Depending on how he responds to the non-threatening convo will tell a lot.

username1906 · 20/09/2014 17:10

catzeyess I've talked to him before about feeling criticised. Apparently he isn't being critical, I'm taking what he says the wrong way. That's how I knew there was no point in saying anything, because it would be me taking it the wrong way.

OP posts:
username1906 · 20/09/2014 17:10

catzeyess I've talked to him before about feeling criticised. Apparently he isn't being critical, I'm taking what he says the wrong way. That's how I knew there was no point in saying anything, because it would be me taking it the wrong way.

OP posts:
username1906 · 20/09/2014 17:16

Funny you should say how annoying it is when someone won't talk - if there's something wrong with him, he'll sulk/brood about it rather than discuss it, and the vast majority of times we've had an argument he's gone away in a strop rather than sort it out. I can live with that - particularly because we generally rub along very nicely and really don't fall out much - but this is the second time he's been aggressive in the last few weeks

OP posts:
EllaFitzgerald · 20/09/2014 17:26

Is it just a coincidence that people who say these things to their loved ones are always the injured party because others have taken their comments 'the wrong way'? Do you rub along quite nicely because he doesn't behave badly, or because you avoid conversations that are likely to trigger this behaviour?

username1906 · 20/09/2014 18:05

ella I think mostly he behaves well. He's taken some genuine gripes I had with him (about leaving mess around) pretty well, but then I'm very easygoing for the most part.
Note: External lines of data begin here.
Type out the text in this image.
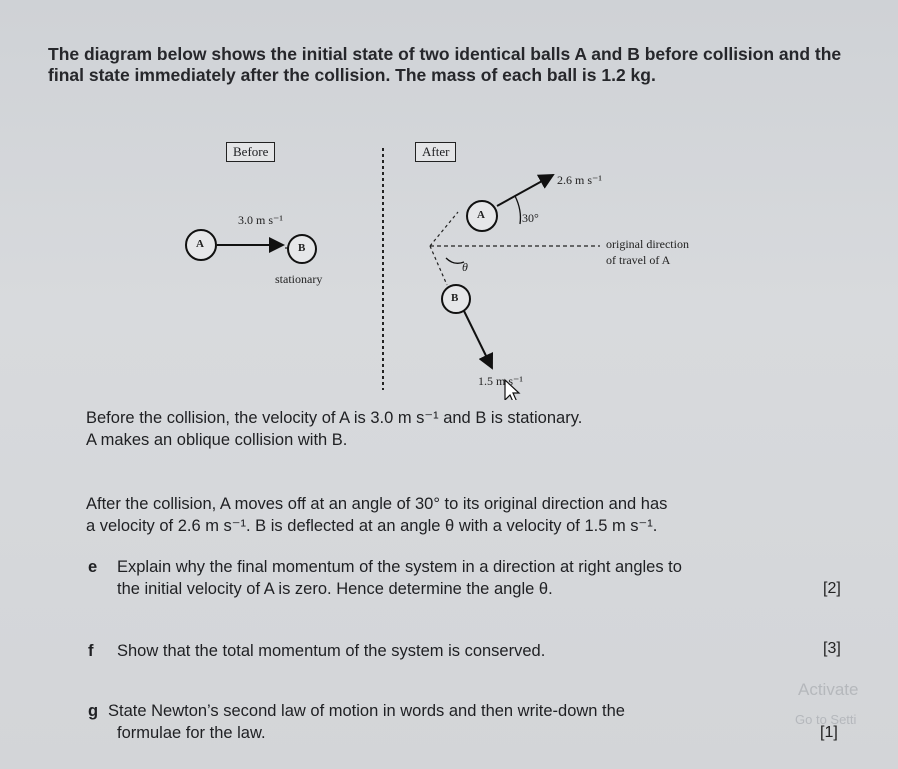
The diagram below shows the initial state of two identical balls A and B before collision and the final state immediately after the collision. The mass of each ball is 1.2 kg.
Before	After
A	B
3.0 m s⁻¹
stationary
A
B
2.6 m s⁻¹
30°
θ
1.5 m s⁻¹
original direction
of travel of A
Before the collision, the velocity of A is 3.0 m s⁻¹ and B is stationary.
A makes an oblique collision with B.
After the collision, A moves off at an angle of 30° to its original direction and has
a velocity of 2.6 m s⁻¹. B is deflected at an angle θ with a velocity of 1.5 m s⁻¹.
e Explain why the final momentum of the system in a direction at right angles to
the initial velocity of A is zero. Hence determine the angle θ.	[2]
f Show that the total momentum of the system is conserved.	[3]
g State Newton’s second law of motion in words and then write-down the
formulae for the law.	[1]
Activate
Go to Setti
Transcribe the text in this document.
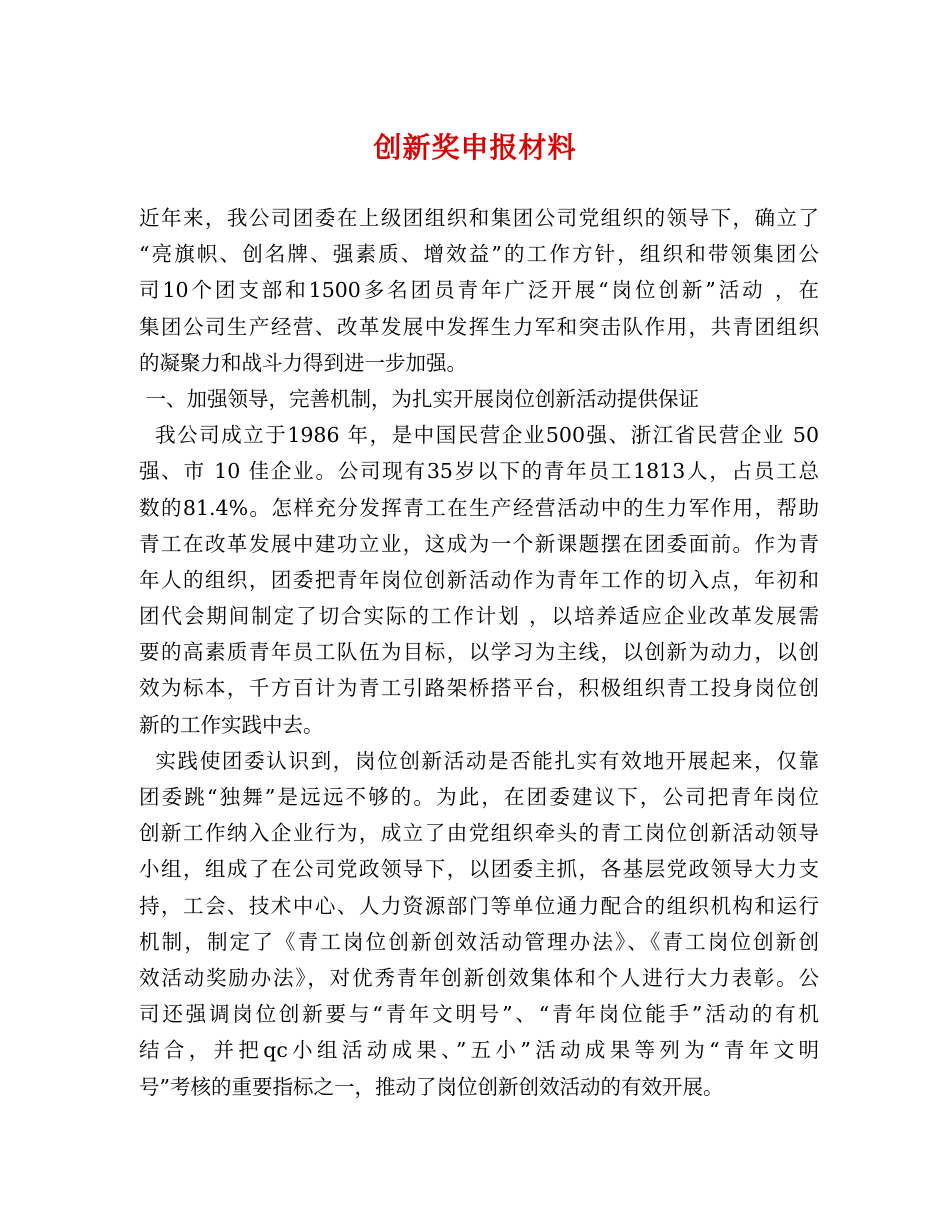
创新奖申报材料
近年来，我公司团委在上级团组织和集团公司党组织的领导下，确立了
“亮旗帜、创名牌、强素质、增效益”的工作方针，组织和带领集团公
司10个团支部和1500多名团员青年广泛开展“岗位创新”活动 ，在
集团公司生产经营、改革发展中发挥生力军和突击队作用，共青团组织
的凝聚力和战斗力得到进一步加强。
一、加强领导，完善机制，为扎实开展岗位创新活动提供保证
我公司成立于1986 年，是中国民营企业500强、浙江省民营企业 50
强、市 10 佳企业。公司现有35岁以下的青年员工1813人，占员工总
数的81.4%。怎样充分发挥青工在生产经营活动中的生力军作用，帮助
青工在改革发展中建功立业，这成为一个新课题摆在团委面前。作为青
年人的组织，团委把青年岗位创新活动作为青年工作的切入点，年初和
团代会期间制定了切合实际的工作计划 ，以培养适应企业改革发展需
要的高素质青年员工队伍为目标，以学习为主线，以创新为动力，以创
效为标本，千方百计为青工引路架桥搭平台，积极组织青工投身岗位创
新的工作实践中去。
实践使团委认识到，岗位创新活动是否能扎实有效地开展起来，仅靠
团委跳“独舞”是远远不够的。为此，在团委建议下，公司把青年岗位
创新工作纳入企业行为，成立了由党组织牵头的青工岗位创新活动领导
小组，组成了在公司党政领导下，以团委主抓，各基层党政领导大力支
持，工会、技术中心、人力资源部门等单位通力配合的组织机构和运行
机制，制定了《青工岗位创新创效活动管理办法》、《青工岗位创新创
效活动奖励办法》，对优秀青年创新创效集体和个人进行大力表彰。公
司还强调岗位创新要与“青年文明号”、“青年岗位能手”活动的有机
结合，并把qc小组活动成果、”五小”活动成果等列为“青年文明
号”考核的重要指标之一，推动了岗位创新创效活动的有效开展。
He came to apologise. When I asked why he got so angry, he said 'dunno.' Same answer to me asking how he was going to make sure it didn't happen again. Now he doesn't want any dinner, he's not hungry Hmm Fine, I'll order Chinese for myself.

OP posts:
AttilaTheMeerkat · 20/09/2014 18:18

Your H is truly a nasty piece of work. I certainly do not like the accusation from him that you wind him up; that is the sort of thing that emotionally abusive men actually come out with. He has also not taken any responsibility for his actions here. Your easy going nature is something he is actually using against you, he knows you will try and soothe him and/or try and apologise to him.

What do you get out of this relationship now?. Think carefully too about your own DD and what she is learning about relationships from the two of you.

CogitoErgoSometimes · 20/09/2014 18:21

How can you take being told to fuck off 'the wrong way'? 'Dunno' is not an explanation or even an apology. What's he going to do to make up for his behaviour?

username1906 · 20/09/2014 19:03

I get a lot out of the relationship. I know everyone says it, but we enjoy chatting and popping out for lunch. We have similar attitudes to money, education, religion. We like the same tv shows (mostly), and he'll roll his eyes jokingly when I watch Americas Next Top Model. He makes dinner during the evening cluster feed, and cleans up the kitchen. I get tea in bed a lot of mornings, and glasses of water when I'm feeding without having to ask. He changes shitty nappies and plays nicely with the baby. He's generous but not frivolous with money, and encourages and facilitates me spending time with friends and family. He's tucked me up in bed when I got home drunk, went to the supermarket for sanitary pads and chocolate when I miscarried, never left my side during a loooong labour. I could go on.

I don't, and won't, soothe or apologise. I will be keeping a close eye on what happens in future.

OP posts:
saltnpepa · 20/09/2014 19:08

Oh sorry but I don't think this is a big deal, are people really so fragile. If he was aggressive or controlling yes, but a grown up swore at another grown up, I don't think that's such a big deal, surely nobody would ltb over something like this?!